第八話 尾上の正体、血の革命の始動
特別観覧室では依然としてカメラマンの行方を追っていたが、有力な報告はなかった。焦燥と緊張が漂う空間の中、尾上の携帯のバイブレーションが震えた。
「仕事の電話みたいなので失礼します。」
尾上はそう言い残し、静かに席を立った。扉を閉めた瞬間、彼の表情は一変する。携帯を耳に当てると、低く抑えた声が響いた。
「風間です。豊島ランドを制圧完了しました。」
と報告があった。
「待たせたな。」
特別観覧室を後にした尾上哲夫は、スケートリンク場の裏手に集まった尾上 彰義隊の前に立った。冷たい夜風が肌を刺す中、黒ずくめの男たちは静かに彼の言葉を待っていた。
尾上はゆっくりと深呼吸し、鋭い目つきで全員を見渡した。そして、ゆっくりと口を開いた。

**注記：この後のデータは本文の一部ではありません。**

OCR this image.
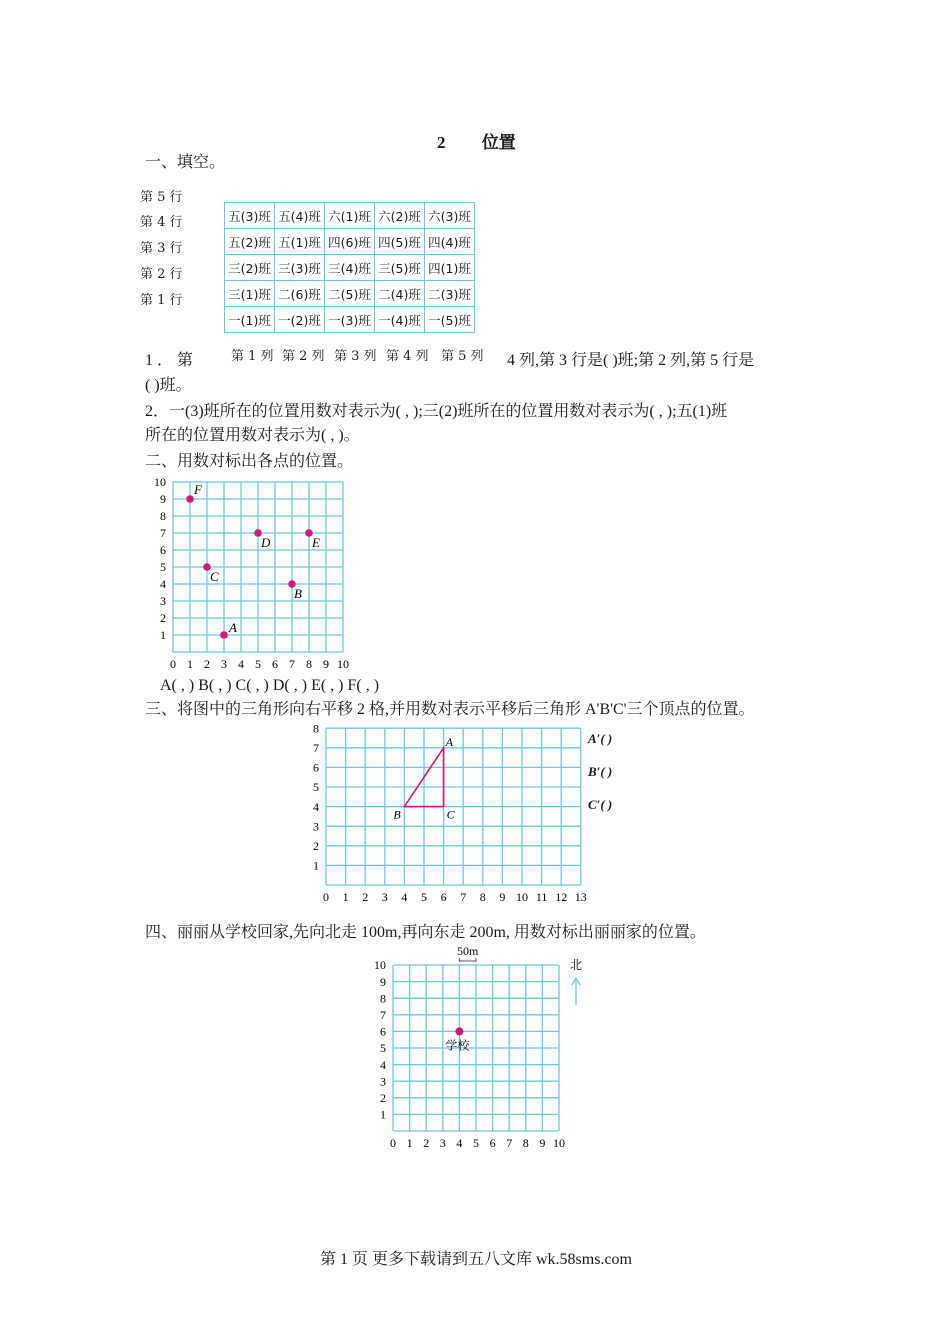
2 位置
一、填空。
第 5 行
第 4 行
第 3 行
第 2 行
第 1 行
五(3)班	五(4)班	六(1)班	六(2)班	六(3)班
五(2)班	五(1)班	四(6)班	四(5)班	四(4)班
三(2)班	三(3)班	三(4)班	三(5)班	四(1)班
三(1)班	二(6)班	二(5)班	二(4)班	二(3)班
一(1)班	一(2)班	一(3)班	一(4)班	一(5)班
第 1 列 第 2 列 第 3 列 第 4 列 第 5 列
1 ． 第	4 列,第 3 行是( )班;第 2 列,第 5 行是
( )班。
2．一(3)班所在的位置用数对表示为( , );三(2)班所在的位置用数对表示为( , );五(1)班
所在的位置用数对表示为( , )。
二、用数对标出各点的位置。
0 1 2 3 4 5 6 7 8 9 10
1
2
3
4
5
6
7
8
9
10 F
D	E
C
B
A
A( , ) B( , ) C( , ) D( , ) E( , ) F( , )
三、将图中的三角形向右平移 2 格,并用数对表示平移后三角形 A'B'C'三个顶点的位置。
0 1 2 3 4 5 6 7 8 9 10 11 12 13
1
2
3
4
5
6
7
8
A
B	C
A′( )
B′( )
C′( )
四、丽丽从学校回家,先向北走 100m,再向东走 200m, 用数对标出丽丽家的位置。
0 1 2 3 4 5 6 7 8 9 10
1
2
3
4
5
6
7
8
9
10
50m
北
学校
第 1 页 更多下载请到五八文库 wk.58sms.com
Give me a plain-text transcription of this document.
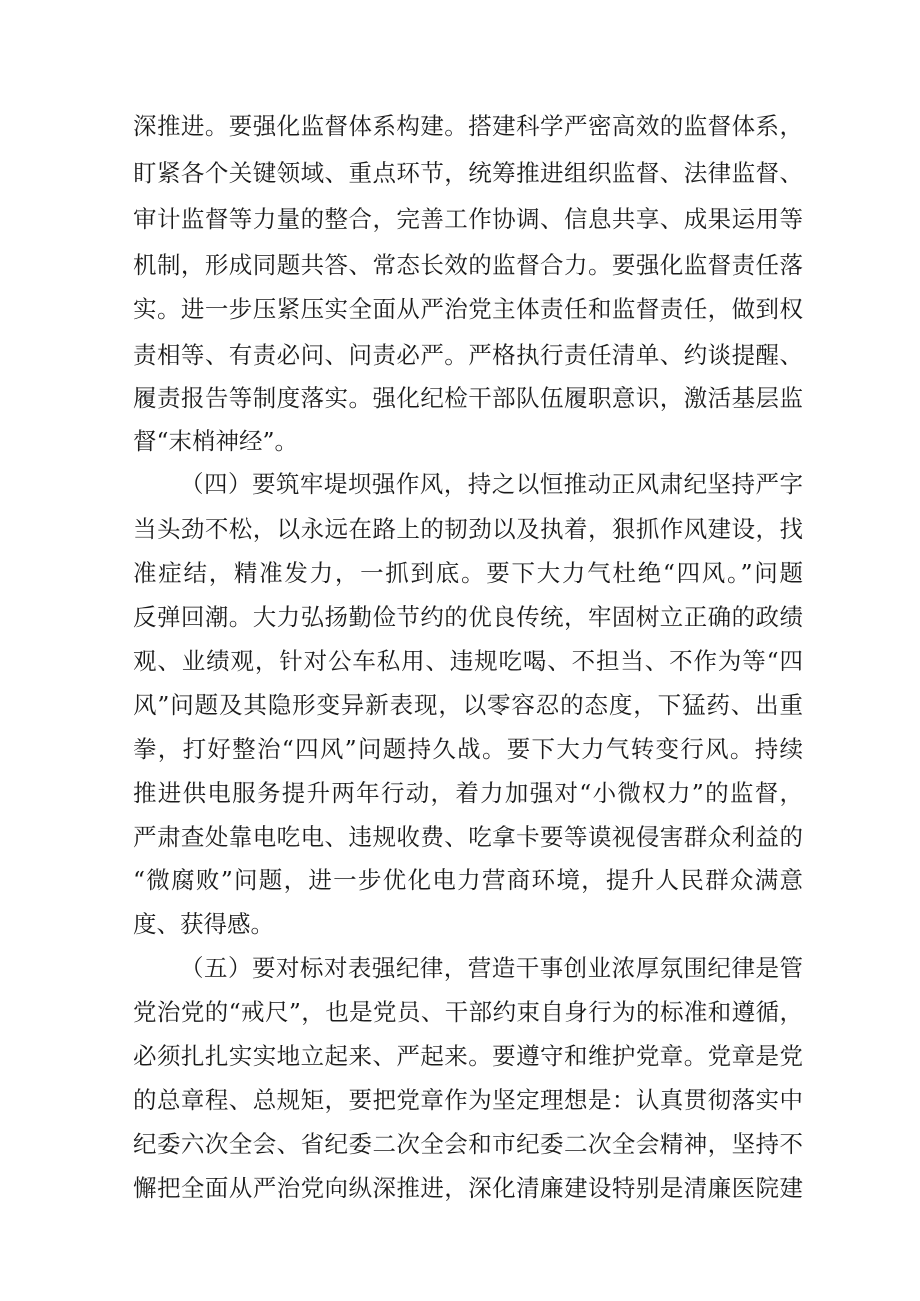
深推进。要强化监督体系构建。搭建科学严密高效的监督体系，
盯紧各个关键领域、重点环节，统筹推进组织监督、法律监督、
审计监督等力量的整合，完善工作协调、信息共享、成果运用等
机制，形成同题共答、常态长效的监督合力。要强化监督责任落
实。进一步压紧压实全面从严治党主体责任和监督责任，做到权
责相等、有责必问、问责必严。严格执行责任清单、约谈提醒、
履责报告等制度落实。强化纪检干部队伍履职意识，激活基层监
督“末梢神经”。
（四）要筑牢堤坝强作风，持之以恒推动正风肃纪坚持严字
当头劲不松，以永远在路上的韧劲以及执着，狠抓作风建设，找
准症结，精准发力，一抓到底。要下大力气杜绝“四风。”问题
反弹回潮。大力弘扬勤俭节约的优良传统，牢固树立正确的政绩
观、业绩观，针对公车私用、违规吃喝、不担当、不作为等“四
风”问题及其隐形变异新表现，以零容忍的态度，下猛药、出重
拳，打好整治“四风”问题持久战。要下大力气转变行风。持续
推进供电服务提升两年行动，着力加强对“小微权力”的监督，
严肃查处靠电吃电、违规收费、吃拿卡要等谟视侵害群众利益的
“微腐败”问题，进一步优化电力营商环境，提升人民群众满意
度、获得感。
（五）要对标对表强纪律，营造干事创业浓厚氛围纪律是管
党治党的“戒尺”，也是党员、干部约束自身行为的标准和遵循，
必须扎扎实实地立起来、严起来。要遵守和维护党章。党章是党
的总章程、总规矩，要把党章作为坚定理想是：认真贯彻落实中
纪委六次全会、省纪委二次全会和市纪委二次全会精神，坚持不
懈把全面从严治党向纵深推进，深化清廉建设特别是清廉医院建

「お前たちには、俺が何者なのかを話さねばならない。」
静寂が張り詰める。
「俺は尾上哲夫……だが、それはこの世に生まれたときに与えられた名前に過ぎない。」
彼の声には確固たる決意があった。
「本当の俺は……天野八郎。約150年前、彰義隊の副隊長として幕府のために戦い、そして敗れた男だ。」
男たちの間にざわめきが走る。風間は静かに微笑みながら頷いた。尾上は続けた。
「お前たちは、歴史が誰の手で作られてきたか知っているか?」
尾上は拳を握りしめ、悔しさを滲ませた声で言った。
「勝者だ。勝った者だけが、自分に都合のいい歴史を書き残す。敗者がどれだけ正義を掲げようと、それは踏みにじられる。そして、俺たち彰義隊は敗れた……幕府を守るために命を懸けた俺たちは、汚れた反逆者として葬られた。」
尾上の目には、150年分の怒りが宿っていた。
「俺たちは戦った。上野の寛永寺で、官軍相手に最後の砦を築いた。だが、戦力差は歴然だった。新政府軍の大砲が雨のように降り注ぎ、仲間たちは次々と倒れた。俺は必死に生き延び、潜伏した。しかし……」
尾上は奥歯を噛み締め、言葉を詰まらせる。
「裏切られたんだ……」
風が吹き抜け、静寂が広がった。
「潜伏先を密告され、俺は捕らえられた。牢獄の中で、まるで獣のように扱われた。食事もろくに与えられず、手足には鉄の鎖。傷口は膿み、体中が腐っていくのが分かった。それでも……それでも、俺は生きたかった。」
尾上の目が血走る。
「だが、誰も助けてはくれなかった。やがて体は動かなくなり、俺は飢えに苦しみながら、暗闇の中で静かに息絶えた。」
男たちは息を呑んで聞いていた。風間は誇らしげに尾上を見つめる。
「死ぬ直前、俺は誓ったんだ……『今度生まれ変わったら、暴力と金で世の中を変えてやる』と。」
尾上は一歩前に進み、声を張り上げた。
「……そして、俺が血反吐を吐きながら飢え死んでいく一方で、俺の隊長だった渋沢成一郎はどうなったと思う?」
彼は男たちを睨みつけるように見渡した。
「渋沢成一郎は生き延びた。そして、なんと渋沢栄一に取り立てられ、最終的には大臣にまで上り詰めたんだ。」
男たちの中から憤りの声が漏れる。
「同じ彰義隊の人間だったというのに、俺は獄中で朽ち果て、奴は権力を握った。金と名声を得た。俺と奴の人生の差は雲泥の差だ!」
尾上の拳が震える。
「そして今や、渋沢栄一は1万円札になり、日本の象徴として祭り上げられている!」
彼は声を荒げた。
「ふざけるな!!」
「奴らは、歴史を好き勝手に書き換えた!敗者は負け犬のまま、何も語らせてもらえない!」
「だが、俺たちは違う!150年の時を経て、今こそこの世に復讐する時が来た!」
男たちは拳を握りしめ、尾上の言葉に引き込まれていた。
「この世は腐っている。金を持つ者が支配し、力のない者は踏みにじられる。歴史は繰り返される……俺たちが何もしなければ、このまま負け犬のままだ!」
「だが、俺たちはここで終わらない!俺たちが、この世を変える!暴力と金の力で、新たな時代を作るんだ!」
尾上は拳を振り上げ、叫んだ。
「今夜、血の革命を始める!俺たちがこの世の支配者になる!」
男たちの怒号が夜空に響く。
スケートリンク場での血の革命が、今、始まる。